In summary, the presence of God is everywhere in some sense of his being even in Hell.  In Hell you have the presence of God in his wrath and judgement, in Heaven you have the presence of God in all of his glory and holiness, and on earth you have the presence of God in his grace and mercy which is given to all he chooses (Exodus 33:19 I will be gracious to whom I will be gracious, and I will show mercy on whom I will show mercy).  God is also in the presence of the unfaithful apart from which they would not exist, however he is only spiritually present in those that are regenerated, to the rest he is “far away” from them (Ephesians 2:13)

Should Christians always be tolerant of other views?

This question could be looked at in a couple different ways. On one hand Christians should always be ready with an answer for what they believe and be able to do so with kindness and respect of others. However, today there seems to be an idea that all views are equal and therefore shoud be tolerated on the basis that, as Oprah says, there can’t just be “one way”.

So lets break down the word “tolerant”. If all views such as Christianity and others are valid, then by definition Christianity is valid. However, the Biblical Christian world view says that not all views are valid so in fact this simply doesn’t work. In addition, there is no reason to “tolerate” someone that we agree with, we tolerate people that we have issues with. If all world views are equal and all ways point to Heaven then logically there is no need for tolerance in the first place.

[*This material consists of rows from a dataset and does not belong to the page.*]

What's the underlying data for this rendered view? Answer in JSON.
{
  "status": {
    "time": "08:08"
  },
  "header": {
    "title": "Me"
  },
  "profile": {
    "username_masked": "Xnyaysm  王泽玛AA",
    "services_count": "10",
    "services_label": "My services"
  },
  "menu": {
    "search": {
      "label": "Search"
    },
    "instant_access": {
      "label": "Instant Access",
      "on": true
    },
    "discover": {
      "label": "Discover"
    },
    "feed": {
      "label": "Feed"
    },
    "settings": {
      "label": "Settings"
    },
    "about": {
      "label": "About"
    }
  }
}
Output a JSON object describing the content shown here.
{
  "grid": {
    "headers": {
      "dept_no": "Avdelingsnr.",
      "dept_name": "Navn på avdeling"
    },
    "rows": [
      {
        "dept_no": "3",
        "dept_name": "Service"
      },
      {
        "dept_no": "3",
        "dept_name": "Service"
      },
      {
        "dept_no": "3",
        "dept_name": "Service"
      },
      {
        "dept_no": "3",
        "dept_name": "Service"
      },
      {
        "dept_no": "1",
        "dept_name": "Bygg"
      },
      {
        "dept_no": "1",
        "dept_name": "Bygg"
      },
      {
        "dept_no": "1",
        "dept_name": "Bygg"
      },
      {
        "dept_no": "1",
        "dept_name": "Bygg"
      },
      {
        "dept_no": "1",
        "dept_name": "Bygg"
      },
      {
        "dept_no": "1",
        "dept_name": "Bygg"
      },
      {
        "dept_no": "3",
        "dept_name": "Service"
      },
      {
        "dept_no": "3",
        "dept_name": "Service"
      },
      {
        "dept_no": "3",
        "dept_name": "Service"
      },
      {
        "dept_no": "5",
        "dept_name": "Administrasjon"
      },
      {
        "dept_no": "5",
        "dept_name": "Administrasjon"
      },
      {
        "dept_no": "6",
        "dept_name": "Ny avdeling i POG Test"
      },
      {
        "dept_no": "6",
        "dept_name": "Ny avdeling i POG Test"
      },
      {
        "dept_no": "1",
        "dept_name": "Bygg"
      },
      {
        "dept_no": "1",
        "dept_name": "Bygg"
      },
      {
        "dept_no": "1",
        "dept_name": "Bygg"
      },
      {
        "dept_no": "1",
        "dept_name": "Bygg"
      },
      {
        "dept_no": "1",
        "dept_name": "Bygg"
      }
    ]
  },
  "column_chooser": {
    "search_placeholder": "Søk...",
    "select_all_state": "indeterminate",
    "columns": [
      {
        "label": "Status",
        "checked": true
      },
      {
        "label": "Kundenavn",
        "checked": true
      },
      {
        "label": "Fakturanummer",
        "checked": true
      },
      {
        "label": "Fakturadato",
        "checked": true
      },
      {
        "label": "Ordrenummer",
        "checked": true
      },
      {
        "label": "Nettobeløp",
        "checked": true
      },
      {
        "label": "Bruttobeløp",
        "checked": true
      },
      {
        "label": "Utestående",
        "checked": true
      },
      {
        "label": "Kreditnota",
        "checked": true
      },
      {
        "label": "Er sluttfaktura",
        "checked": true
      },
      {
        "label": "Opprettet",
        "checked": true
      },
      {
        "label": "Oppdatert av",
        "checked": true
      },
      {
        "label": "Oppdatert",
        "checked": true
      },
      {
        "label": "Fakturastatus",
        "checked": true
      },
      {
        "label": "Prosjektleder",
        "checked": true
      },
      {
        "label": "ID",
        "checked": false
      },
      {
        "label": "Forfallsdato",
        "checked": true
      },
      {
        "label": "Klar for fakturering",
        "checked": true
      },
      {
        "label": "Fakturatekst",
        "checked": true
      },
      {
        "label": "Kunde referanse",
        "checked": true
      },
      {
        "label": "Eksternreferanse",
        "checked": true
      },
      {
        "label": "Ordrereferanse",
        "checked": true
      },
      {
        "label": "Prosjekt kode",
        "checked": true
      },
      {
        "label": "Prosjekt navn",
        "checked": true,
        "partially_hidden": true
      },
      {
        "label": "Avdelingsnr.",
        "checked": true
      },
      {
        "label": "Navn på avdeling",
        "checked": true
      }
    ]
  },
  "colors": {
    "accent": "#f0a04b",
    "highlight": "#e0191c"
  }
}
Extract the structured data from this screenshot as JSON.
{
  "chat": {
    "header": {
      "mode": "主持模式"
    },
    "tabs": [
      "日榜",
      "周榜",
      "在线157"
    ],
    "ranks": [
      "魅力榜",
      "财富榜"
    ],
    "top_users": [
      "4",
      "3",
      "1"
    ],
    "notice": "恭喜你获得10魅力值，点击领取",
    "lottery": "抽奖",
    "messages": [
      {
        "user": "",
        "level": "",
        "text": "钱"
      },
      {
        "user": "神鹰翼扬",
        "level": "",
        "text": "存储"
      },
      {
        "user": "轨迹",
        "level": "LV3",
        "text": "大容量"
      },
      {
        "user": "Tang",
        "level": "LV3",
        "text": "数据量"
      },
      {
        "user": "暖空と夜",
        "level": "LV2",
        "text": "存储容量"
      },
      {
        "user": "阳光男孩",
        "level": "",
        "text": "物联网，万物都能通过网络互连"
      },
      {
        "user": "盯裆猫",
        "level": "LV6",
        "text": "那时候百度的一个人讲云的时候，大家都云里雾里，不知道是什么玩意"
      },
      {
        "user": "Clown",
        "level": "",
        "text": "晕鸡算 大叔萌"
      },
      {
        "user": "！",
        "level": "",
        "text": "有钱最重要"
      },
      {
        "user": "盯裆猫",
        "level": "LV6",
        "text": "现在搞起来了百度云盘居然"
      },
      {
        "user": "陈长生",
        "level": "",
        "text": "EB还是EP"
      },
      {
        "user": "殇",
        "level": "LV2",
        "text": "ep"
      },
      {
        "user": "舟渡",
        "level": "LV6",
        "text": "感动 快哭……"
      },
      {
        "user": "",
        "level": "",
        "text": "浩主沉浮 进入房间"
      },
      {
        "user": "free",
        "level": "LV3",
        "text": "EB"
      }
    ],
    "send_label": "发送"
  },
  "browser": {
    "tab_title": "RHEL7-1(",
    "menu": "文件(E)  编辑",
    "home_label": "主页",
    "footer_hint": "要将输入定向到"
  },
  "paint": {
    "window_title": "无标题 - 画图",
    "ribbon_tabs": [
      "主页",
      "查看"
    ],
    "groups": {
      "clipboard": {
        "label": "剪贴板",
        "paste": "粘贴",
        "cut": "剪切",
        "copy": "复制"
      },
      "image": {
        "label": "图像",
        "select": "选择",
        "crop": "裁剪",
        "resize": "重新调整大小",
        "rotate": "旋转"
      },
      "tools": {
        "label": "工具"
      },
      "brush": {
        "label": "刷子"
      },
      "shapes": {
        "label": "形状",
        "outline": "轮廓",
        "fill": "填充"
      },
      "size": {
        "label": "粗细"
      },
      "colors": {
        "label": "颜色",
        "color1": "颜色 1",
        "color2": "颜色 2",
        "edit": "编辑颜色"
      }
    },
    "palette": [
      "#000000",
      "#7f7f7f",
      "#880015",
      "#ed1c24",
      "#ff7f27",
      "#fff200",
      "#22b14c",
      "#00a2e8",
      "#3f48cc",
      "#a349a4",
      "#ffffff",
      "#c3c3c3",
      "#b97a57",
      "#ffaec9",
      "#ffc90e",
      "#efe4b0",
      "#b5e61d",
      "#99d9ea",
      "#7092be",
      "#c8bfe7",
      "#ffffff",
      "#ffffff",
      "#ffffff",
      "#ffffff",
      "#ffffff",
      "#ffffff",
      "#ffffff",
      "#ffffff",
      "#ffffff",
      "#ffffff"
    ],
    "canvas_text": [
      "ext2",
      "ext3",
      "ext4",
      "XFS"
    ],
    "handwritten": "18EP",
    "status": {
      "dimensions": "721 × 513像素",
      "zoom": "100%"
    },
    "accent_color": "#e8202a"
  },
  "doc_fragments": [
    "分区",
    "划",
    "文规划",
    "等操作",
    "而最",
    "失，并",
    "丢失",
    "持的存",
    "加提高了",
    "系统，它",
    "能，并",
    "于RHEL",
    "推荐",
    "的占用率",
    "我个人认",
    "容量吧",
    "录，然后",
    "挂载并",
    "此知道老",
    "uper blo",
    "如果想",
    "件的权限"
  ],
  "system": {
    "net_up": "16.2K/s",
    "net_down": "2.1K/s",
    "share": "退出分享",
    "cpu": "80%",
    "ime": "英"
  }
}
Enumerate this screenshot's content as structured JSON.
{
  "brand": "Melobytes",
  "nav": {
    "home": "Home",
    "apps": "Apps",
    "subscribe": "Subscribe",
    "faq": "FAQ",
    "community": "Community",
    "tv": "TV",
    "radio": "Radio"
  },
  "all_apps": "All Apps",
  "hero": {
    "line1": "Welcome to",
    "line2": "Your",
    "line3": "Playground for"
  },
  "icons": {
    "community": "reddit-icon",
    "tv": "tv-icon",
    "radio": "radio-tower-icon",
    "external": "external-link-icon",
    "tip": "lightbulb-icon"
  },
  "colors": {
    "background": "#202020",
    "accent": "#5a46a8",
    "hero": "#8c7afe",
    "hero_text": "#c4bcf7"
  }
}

One of the biggest problems today is moral relativism which seeks to avoid the issue of tolerance altogether. If there are no absolute truths then everything is relative and we need to tolerate all other view points since what is truth for you might not be truth for someone else. In opposition to that, Christianity does claim an absolute moral truth and although Christians are sinners and approach others with tolerance as such, it is not done to the point where the truth of God’s word is compromised.

So to the Christian, true tolerance for people is shown through being Christ like in our compassion and respect for others. At the same time holding true to the absolute truth taught by Christ that there is only one God and one Mediator between God and man and that is Christ. True tolerance is understanding that different people need revelation in different ways and that God reveals that truth in his own time and place so we are to present the truth and not hide from it.

Have mercy on those who doubt; save others by snatching them out of the fire; to others show mercy with fear, hating even the garment stained by flesh. Jude 1:22-23 (English standard version)

How do we have the desire to live in this world, when people do such evil things to each other all the time?

This question really has two different answers. The first answer is more direct which is that our desire and purpose is to glorify God in the things we do. There is evil in the world no doubt, but the fact that there is evil should not give us pause in fulfilling God’s plan for our lives. In fact you can’t have evil without good and there is no good without God. We also have to remember that when God declares that evil happens then we have to say that it is good it occurs because God is altogether good in what he ordains.

The other thing to remember, which is not so direct, is that sometimes we decide what is good for us and then put God in our own little box. We forget that all of us start off in a depraved state and would be eternally separated from the grace and mercy of God if not for Christ. The question we should be asking instead of this one is why is it that God does not punish all evil and sin? Why does he show any of us mercy when we all deserve judgment?

If we get ourselves in this right frame of mind then our time here on earth will not be spent wondering why bad things happen to good people, but rather why good things happen to anyone at all. We will then also answer this question by understanding that it is only by his grace that we are saved and it will be our desire to glorify him for this reason.